What possessed me? What caused me to enter a 24 hour short story writing contest?

Posted in Arts and Literature
13 comments on “Writing Contest
  1. Doug Alder says:

    Temporary insanity? Impending senile dementia 🙂 A sense of adventure – longing to be a knee dragging biker like Stu (just kidding Stu – that was me in my more foolish younger days) putting it all out there on the line for the adreneline rush? Whatever Frank – I’m sure you’ll come through with flying colours 🙂

  2. Stu Savory says:

    The real talent has been excluded of course, so you’re in there with a chance, fp 😉

    See Rule 6)
    “Contest is open to Wisconsin residents 18 years or older”. No Canadians, Doug.

    And the untimate disqualifier for me is Guideline 1)
    “Submitted stories must be typed and emailed in Microsoft Word.” Yeuch.

  3. Shelley says:

    You don’t give yourself enough credit Frank. Or perhaps you give the rest of us too much. As long as you have fun, that’s key, eh?

    (I can use ‘eh’ here because there are people from Wisconsin and Canada in this thread. Others will have to get a Fargo dictionary. )

    As for ‘knee dragging’ biker. I’m trying to visualize that one…

  4. fp says:

    You have to think one knee at a time… it’s a low into the curves kind of thing.

    I’m psyched up. The topic will be announced in an hour and a half.

  5. Mike Golby says:

    For Chrissakes, you’re Frank Paynter! The Frank Paynter.

    Good God, man, what are you doing associating yourself with the limpwrist, knee-dragging losers, former Hells Angels, camera-toting tree huggers, depraved outlaws, embittered expats, wanderers, wastrels and clueless Canadians listed above?

    They are a bunch of has beens, frauds and crooks; a motely colllection of incompetent fools, cheap whores, gasoline-soaked chrome monkeys and coke-sniffing politicians. They are not in your league, Frank. Besides, I’ve not spied any of them in the Madison area for months, so you’ve nothing to fear (you can thank Homeland Security and me for that when you’ve banked the check). It’ll a cinch and, if you don’t take it–hell, give me a call and I’ll fix it for you. I mean, what are friends for?

    So, who do you think won the debate, eh?

    PS: What possessed you? I dunno, but as always, in such cases, a second opinion is always considered ‘a good thing’. RB is ‘out of town’ at the moment, but you can ask AKMA. I think it has something to do with demons, bad acid and Satanic music. Like me, he is an expert on these things (WiFi too).

    Should you be unable to raise him before the deadline, have fun. (As if I need tell you…)

  6. leslie says:

    i will post my unofficial entry within 24 hours. keep in mind i have the flu and stage fright.

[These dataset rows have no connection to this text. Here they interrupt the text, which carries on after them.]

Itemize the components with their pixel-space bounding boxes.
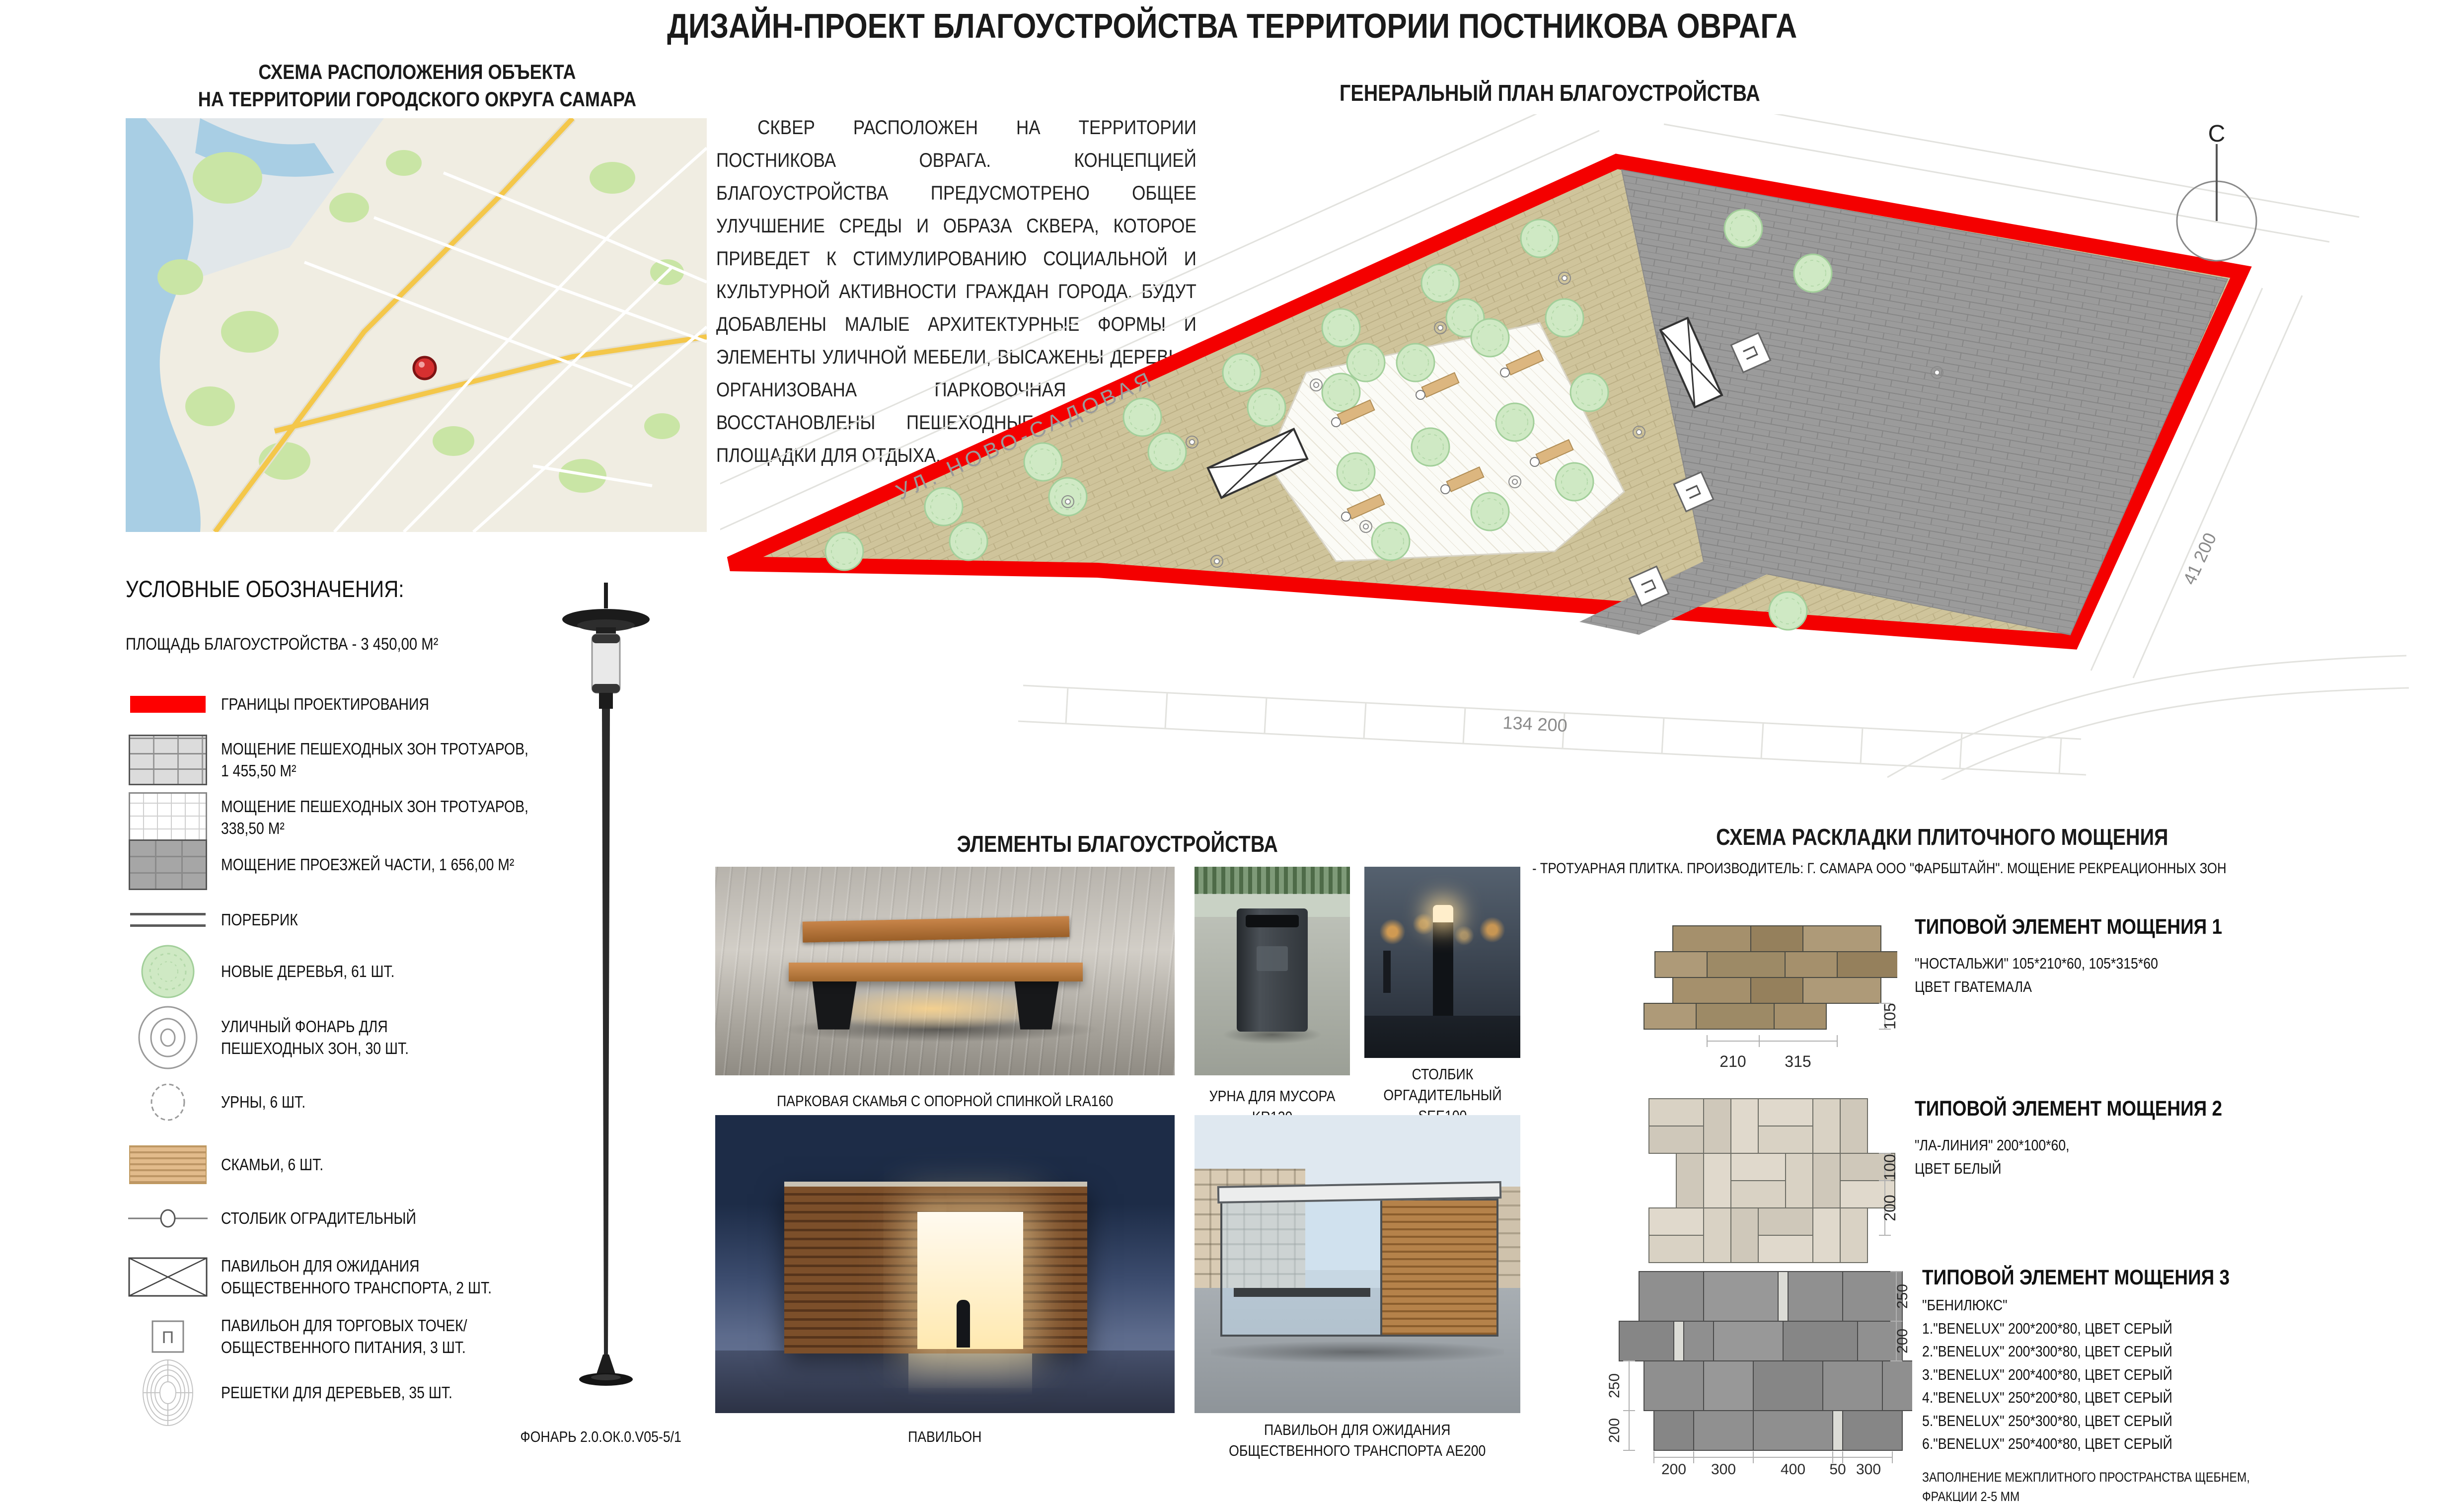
location-marker-highlight <box>419 362 425 368</box>
tree-grate-icon <box>141 1358 195 1427</box>
bench-caption: ПАРКОВАЯ СКАМЬЯ С ОПОРНОЙ СПИНКОЙ LRA160 <box>715 1091 1175 1112</box>
pavilion-light-reflection <box>908 1353 1033 1395</box>
bollard-far-post <box>1383 951 1391 993</box>
shelter-wood-panel <box>1380 1199 1498 1337</box>
tile-diagram-1: 210 315 105 <box>1634 923 1897 1082</box>
svg-text:200: 200 <box>1881 1195 1897 1221</box>
svg-text:400: 400 <box>1781 1461 1805 1478</box>
curb-swatch <box>126 913 210 927</box>
location-marker <box>414 357 436 379</box>
dimension-right: 41 200 <box>2179 529 2221 588</box>
paving-heading: СХЕМА РАСКЛАДКИ ПЛИТОЧНОГО МОЩЕНИЯ <box>1614 824 2270 850</box>
north-label: С <box>2208 121 2226 147</box>
shelter-glass-panel <box>1220 1199 1384 1337</box>
urn-badge <box>1257 946 1288 971</box>
page-title: ДИЗАЙН-ПРОЕКТ БЛАГОУСТРОЙСТВА ТЕРРИТОРИИ… <box>0 6 2464 46</box>
urn-swatch <box>126 1082 210 1122</box>
paving-light-swatch <box>126 735 210 785</box>
legend-heading: УСЛОВНЫЕ ОБОЗНАЧЕНИЯ: <box>126 575 449 602</box>
svg-text:105: 105 <box>1881 1003 1897 1029</box>
svg-text:210: 210 <box>1719 1052 1746 1070</box>
shelter-shadow <box>1211 1342 1504 1362</box>
poster: ДИЗАЙН-ПРОЕКТ БЛАГОУСТРОЙСТВА ТЕРРИТОРИИ… <box>0 0 2464 1502</box>
bench-seat <box>789 963 1083 981</box>
legend-item-tree-grates: РЕШЕТКИ ДЛЯ ДЕРЕВЬЕВ, 35 ШТ. <box>126 1358 598 1427</box>
svg-text:50: 50 <box>1829 1461 1846 1478</box>
lamp-icon <box>136 1005 200 1070</box>
general-plan: П П П УЛ. НОВО-САДОВАЯ 134 200 41 200 С <box>720 114 2409 780</box>
bus-shelter-photo <box>1195 1115 1520 1413</box>
city-map <box>126 118 707 532</box>
bus-pavilion-swatch <box>126 1257 210 1297</box>
shelter-bench <box>1234 1288 1371 1297</box>
urn-slot <box>1246 915 1298 927</box>
legend-item-lamp: УЛИЧНЫЙ ФОНАРЬ ДЛЯ ПЕШЕХОДНЫХ ЗОН, 30 ШТ… <box>126 1003 598 1072</box>
svg-text:300: 300 <box>1856 1461 1881 1478</box>
legend-item-trees: НОВЫЕ ДЕРЕВЬЯ, 61 ШТ. <box>126 937 598 1006</box>
urn-photo <box>1195 867 1350 1075</box>
street-lamp-figure <box>546 579 666 1423</box>
trade-pavilion-swatch: П <box>126 1320 210 1353</box>
dimension-bottom: 134 200 <box>1502 712 1568 736</box>
legend-item-urns: УРНЫ, 6 ШТ. <box>126 1067 598 1137</box>
tile-text-2: ТИПОВОЙ ЭЛЕМЕНТ МОЩЕНИЯ 2 "ЛА-ЛИНИЯ" 200… <box>1915 1097 2441 1180</box>
location-scheme-title: СХЕМА РАСПОЛОЖЕНИЯ ОБЪЕКТА НА ТЕРРИТОРИИ… <box>119 59 715 113</box>
trade-pavilion-icon: П <box>151 1320 184 1353</box>
pavilion-caption: ПАВИЛЬОН <box>715 1427 1175 1447</box>
svg-text:100: 100 <box>1881 1154 1897 1180</box>
pavilion-lit-doorway <box>917 1212 1023 1349</box>
bollard-photo <box>1364 867 1520 1058</box>
bench-backrest <box>802 916 1069 942</box>
svg-text:250: 250 <box>1606 1373 1623 1398</box>
legend-area-total: ПЛОЩАДЬ БЛАГОУСТРОЙСТВА - 3 450,00 М² <box>126 635 489 654</box>
legend-item-bus-pavilion: ПАВИЛЬОН ДЛЯ ОЖИДАНИЯ ОБЩЕСТВЕННОГО ТРАН… <box>126 1242 598 1312</box>
bollard-swatch <box>126 1207 210 1229</box>
lamp-caption: ФОНАРЬ 2.0.ОК.0.V05-5/1 <box>482 1427 720 1447</box>
bollard-light <box>1433 905 1453 922</box>
bollard-ground <box>1364 1016 1520 1058</box>
person-silhouette <box>957 1300 971 1348</box>
tile-text-3: ТИПОВОЙ ЭЛЕМЕНТ МОЩЕНИЯ 3 "БЕНИЛЮКС" 1."… <box>1922 1266 2459 1502</box>
pavilion-photo <box>715 1115 1175 1413</box>
bench-photo <box>715 867 1175 1075</box>
tile-text-1: ТИПОВОЙ ЭЛЕМЕНТ МОЩЕНИЯ 1 "НОСТАЛЬЖИ" 10… <box>1915 915 2441 998</box>
svg-text:315: 315 <box>1785 1052 1811 1070</box>
lamp-symbol-swatch <box>126 1005 210 1070</box>
svg-text:300: 300 <box>1711 1461 1736 1478</box>
tile-diagram-2: 100 200 <box>1634 1093 1897 1264</box>
bench-swatch <box>126 1145 210 1184</box>
boundary-swatch <box>126 696 210 713</box>
tree-icon <box>138 942 198 1001</box>
bollard-icon <box>128 1207 208 1229</box>
bus-pavilion-icon <box>128 1257 208 1297</box>
svg-text:250: 250 <box>1894 1284 1911 1309</box>
svg-text:П: П <box>162 1328 174 1347</box>
general-plan-title: ГЕНЕРАЛЬНЫЙ ПЛАН БЛАГОУСТРОЙСТВА <box>1301 79 1798 106</box>
tree-grate-swatch <box>126 1358 210 1427</box>
pavilion-roof-edge <box>784 1182 1088 1187</box>
bus-shelter-caption: ПАВИЛЬОН ДЛЯ ОЖИДАНИЯ ОБЩЕСТВЕННОГО ТРАН… <box>1195 1420 1520 1461</box>
north-indicator: С <box>2177 121 2256 261</box>
tree-swatch <box>126 942 210 1001</box>
urn-icon <box>148 1082 188 1122</box>
paving-subtitle: - ТРОТУАРНАЯ ПЛИТКА. ПРОИЗВОДИТЕЛЬ: Г. С… <box>1532 860 2441 877</box>
svg-text:200: 200 <box>1606 1418 1623 1443</box>
svg-text:200: 200 <box>1894 1329 1911 1353</box>
svg-text:200: 200 <box>1661 1461 1686 1478</box>
elements-heading: ЭЛЕМЕНТЫ БЛАГОУСТРОЙСТВА <box>715 830 1520 857</box>
paving-dark-swatch <box>126 839 210 890</box>
tile-diagram-3: 200 300 400 50 300 250 200 250 200 <box>1604 1268 1912 1481</box>
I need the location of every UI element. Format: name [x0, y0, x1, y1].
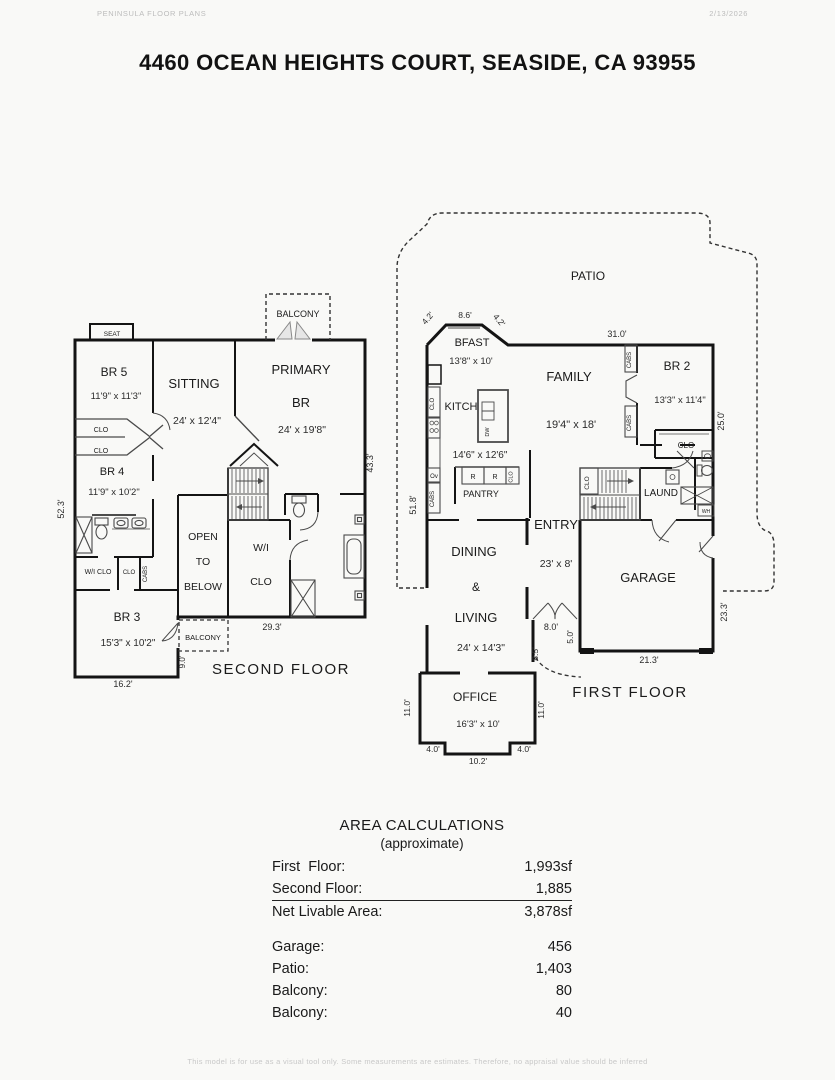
- room-label-living: LIVING: [455, 610, 498, 625]
- area-row-second-floor: Second Floor: 1,885: [272, 878, 572, 901]
- wi-clo-label: W/I CLO: [85, 569, 112, 576]
- closet-label: CLO: [123, 570, 136, 576]
- dishwasher-icon: [482, 411, 494, 420]
- dim-4-2-a: 4.2': [420, 309, 437, 326]
- dim-43-3: 43.3': [365, 453, 375, 473]
- open-below-label-3: BELOW: [184, 581, 222, 593]
- room-label-kitch: KITCH: [445, 401, 478, 413]
- room-dim-br4: 11'9" x 10'2": [88, 487, 139, 498]
- room-label-laund: LAUND: [644, 488, 678, 499]
- second-floor-title: SECOND FLOOR: [212, 661, 350, 678]
- area-value: 456: [548, 936, 572, 958]
- water-heater-label: WH: [702, 509, 711, 515]
- sink-icon: [702, 451, 713, 461]
- room-dim-kitch: 14'6" x 12'6": [453, 450, 508, 461]
- area-label: Balcony:: [272, 980, 328, 1002]
- room-dim-entry: 23' x 8': [540, 558, 573, 570]
- dim-9-0: 9.0': [178, 655, 187, 668]
- fridge-label: R: [470, 474, 475, 481]
- balcony-low-label: BALCONY: [185, 633, 221, 642]
- cabs-label: CABS: [430, 491, 436, 507]
- area-value: 1,993sf: [524, 856, 572, 878]
- open-below-label-1: OPEN: [188, 531, 218, 543]
- sink-icon: [132, 518, 146, 528]
- area-label: Patio:: [272, 958, 309, 980]
- pantry-label: PANTRY: [463, 489, 499, 499]
- area-value: 1,885: [536, 878, 572, 900]
- area-label: Second Floor:: [272, 878, 362, 900]
- wall-cabinet-icon: [355, 515, 364, 524]
- sf-labels: SEAT BALCONY BR 5 11'9" x 11'3" SITTING …: [56, 309, 375, 689]
- area-value: 1,403: [536, 958, 572, 980]
- room-dim-bfast: 13'8" x 10': [449, 356, 493, 367]
- wi-closet-label-1: W/I: [253, 542, 269, 554]
- room-label-br4: BR 4: [100, 466, 124, 478]
- disclaimer-text: This model is for use as a visual tool o…: [0, 1057, 835, 1066]
- french-doors-icon: [277, 322, 310, 339]
- ff-stairs-icon: [580, 468, 640, 520]
- dim-16-2: 16.2': [113, 679, 133, 689]
- first-floor-plan: PATIO 4.2' 8.6' 4.2' 31.0' BFAST 13'8" x…: [385, 195, 825, 780]
- room-label-sitting: SITTING: [168, 376, 219, 391]
- room-dim-family: 19'4" x 18': [546, 419, 596, 431]
- walkway-outline: [533, 651, 581, 677]
- dim-21-3: 21.3': [639, 655, 659, 665]
- room-dim-office: 16'3" x 10': [456, 719, 500, 730]
- area-row-first-floor: First Floor: 1,993sf: [272, 856, 572, 878]
- area-row-net-livable: Net Livable Area: 3,878sf: [272, 901, 572, 923]
- dim-10-2: 10.2': [469, 756, 488, 766]
- area-row-balcony-2: Balcony: 40: [272, 1002, 572, 1024]
- room-label-dining: DINING: [451, 544, 497, 559]
- closet-label: CLO: [509, 471, 515, 483]
- room-label-primary-1: PRIMARY: [272, 362, 331, 377]
- closet-label: CLO: [94, 448, 109, 455]
- closet-label: CLO: [678, 441, 694, 450]
- area-label: Balcony:: [272, 1002, 328, 1024]
- room-dim-br3: 15'3" x 10'2": [101, 638, 156, 649]
- room-label-br3: BR 3: [114, 610, 141, 624]
- dim-11-0-left: 11.0': [402, 699, 412, 717]
- dishwasher-label: DW: [485, 427, 491, 437]
- area-label: Garage:: [272, 936, 324, 958]
- wi-closet-label-2: CLO: [250, 576, 272, 588]
- area-value: 40: [556, 1002, 572, 1024]
- dim-23-3: 23.3': [719, 602, 729, 622]
- room-label-bfast: BFAST: [455, 337, 490, 349]
- wall-cabinet-icon: [355, 591, 364, 600]
- area-calculations: AREA CALCULATIONS (approximate) First Fl…: [272, 817, 572, 1024]
- dim-52-3: 52.3': [56, 499, 66, 519]
- area-row-patio: Patio: 1,403: [272, 958, 572, 980]
- sink-icon: [114, 518, 128, 528]
- room-dim-br2: 13'3" x 11'4": [654, 395, 705, 406]
- area-row-garage: Garage: 456: [272, 936, 572, 958]
- closet-label: CLO: [430, 398, 436, 411]
- balcony-top-label: BALCONY: [276, 309, 319, 319]
- date-text: 2/13/2026: [709, 9, 748, 18]
- closet-label: CLO: [94, 427, 109, 434]
- room-label-entry: ENTRY: [534, 517, 578, 532]
- room-label-primary-2: BR: [292, 395, 310, 410]
- room-dim-primary: 24' x 19'8": [278, 424, 326, 436]
- laundry-sink-icon: [666, 470, 679, 484]
- room-label-br5: BR 5: [101, 365, 128, 379]
- area-value: 80: [556, 980, 572, 1002]
- dim-8-6: 8.6': [458, 310, 472, 320]
- area-label: First Floor:: [272, 856, 345, 878]
- room-label-amp: &: [472, 580, 480, 594]
- dim-25-0: 25.0': [716, 411, 726, 431]
- cabs-label: CABS: [143, 566, 149, 582]
- dim-8-5: 8.5': [530, 647, 540, 661]
- closet-label: CLO: [584, 476, 591, 489]
- first-floor-title: FIRST FLOOR: [572, 684, 687, 701]
- dim-4-2-b: 4.2': [491, 312, 508, 329]
- area-value: 3,878sf: [524, 901, 572, 923]
- seat-label: SEAT: [104, 331, 121, 338]
- stove-icon: [428, 418, 440, 438]
- toilet-icon: [95, 518, 108, 525]
- dim-11-0-right: 11.0': [536, 701, 546, 719]
- area-row-balcony-1: Balcony: 80: [272, 980, 572, 1002]
- dim-51-8: 51.8': [408, 495, 418, 515]
- second-floor-plan: SEAT BALCONY BR 5 11'9" x 11'3" SITTING …: [55, 285, 380, 705]
- oven-label: Ov: [430, 474, 438, 480]
- room-label-garage: GARAGE: [620, 570, 676, 585]
- room-dim-living: 24' x 14'3": [457, 642, 505, 654]
- cabs-label: CABS: [627, 415, 633, 431]
- brand-text: PENINSULA FLOOR PLANS: [97, 9, 206, 18]
- laundry-bath-fixtures: [666, 451, 714, 516]
- area-label: Net Livable Area:: [272, 901, 382, 923]
- dim-4-0-right: 4.0': [517, 744, 531, 754]
- dim-5-0: 5.0': [565, 630, 575, 644]
- toilet-icon: [292, 496, 306, 503]
- fridge-label: R: [492, 474, 497, 481]
- tv-niche-icon: [626, 375, 637, 403]
- sf-stairs-icon: [228, 468, 268, 520]
- room-dim-sitting: 24' x 12'4": [173, 415, 221, 427]
- dim-8-0: 8.0': [544, 622, 559, 632]
- kitchen-island: [478, 390, 508, 442]
- room-label-br2: BR 2: [664, 359, 691, 373]
- island-sink-icon: [482, 402, 494, 411]
- area-subtitle: (approximate): [272, 836, 572, 851]
- room-dim-br5: 11'9" x 11'3": [91, 391, 142, 402]
- patio-label: PATIO: [571, 269, 605, 283]
- open-below-label-2: TO: [196, 556, 210, 568]
- room-label-family: FAMILY: [546, 369, 592, 384]
- room-label-office: OFFICE: [453, 690, 497, 704]
- dim-4-0-left: 4.0': [426, 744, 440, 754]
- area-title: AREA CALCULATIONS: [272, 817, 572, 834]
- dim-29-3: 29.3': [262, 622, 282, 632]
- cabs-label: CABS: [627, 352, 633, 368]
- dim-31-0: 31.0': [607, 329, 627, 339]
- page-title: 4460 OCEAN HEIGHTS COURT, SEASIDE, CA 93…: [0, 50, 835, 76]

  7. Gee, read that post and as a result all I can hear in my cranial jukebox is The Who’s “Who Are You?”

    I, for one, am the eggman. Goo goo ka choob.

  8. fp says:

    I am the fucking walrus. I adopted a 7th grade voice, ruthlessly purged polysyllabics, spun a romantic modern yarn worthy of publication in any of the dozens of 1955 women’s magazines, and sent it off to be judged. Now I will either lose because the judges are inept or because my writing was poor. The odds are 200 to 1 that I spent my energy and my fifteen dollars fruitlessly. Some people would rather be planning to write. some would rather be writing. Others would rather have written. I am definitely not in this latter category.

  9. ARJ says:

    Go, Frank, go! Your experiences and verbal skills are on a level that I would be pleased to poorly emulate.

    But I did get a big kick that you mentioned me in such infamous weblog company. Especially since I have the writing ability of Bill the Cat at the moment. Bleah (or Phttbltt?). I really need to do something about that.

  10. fp says:

    I find that coughing up a hairball often unclogs those blocked writing channels.

  11. Stu Savory says:

    so how did it go? Are you gonna blog the tale for us? When do U/we hear the results?

    There’s a photo of Mathew kneedragging, taken from my rear seat-hump webcam, here:-
    http://www.savory.de/ueben.jpg just so you get the idea. Don’t mistake me for a knuckle-dragging biker as Mike may 😉

  12. lanano says:

    Gee, read that post and as a result all I can hear in my cranial jukebox is The Who’s “Who Are You?”


  13. fp says:

    Great… now I have it running around in my head too.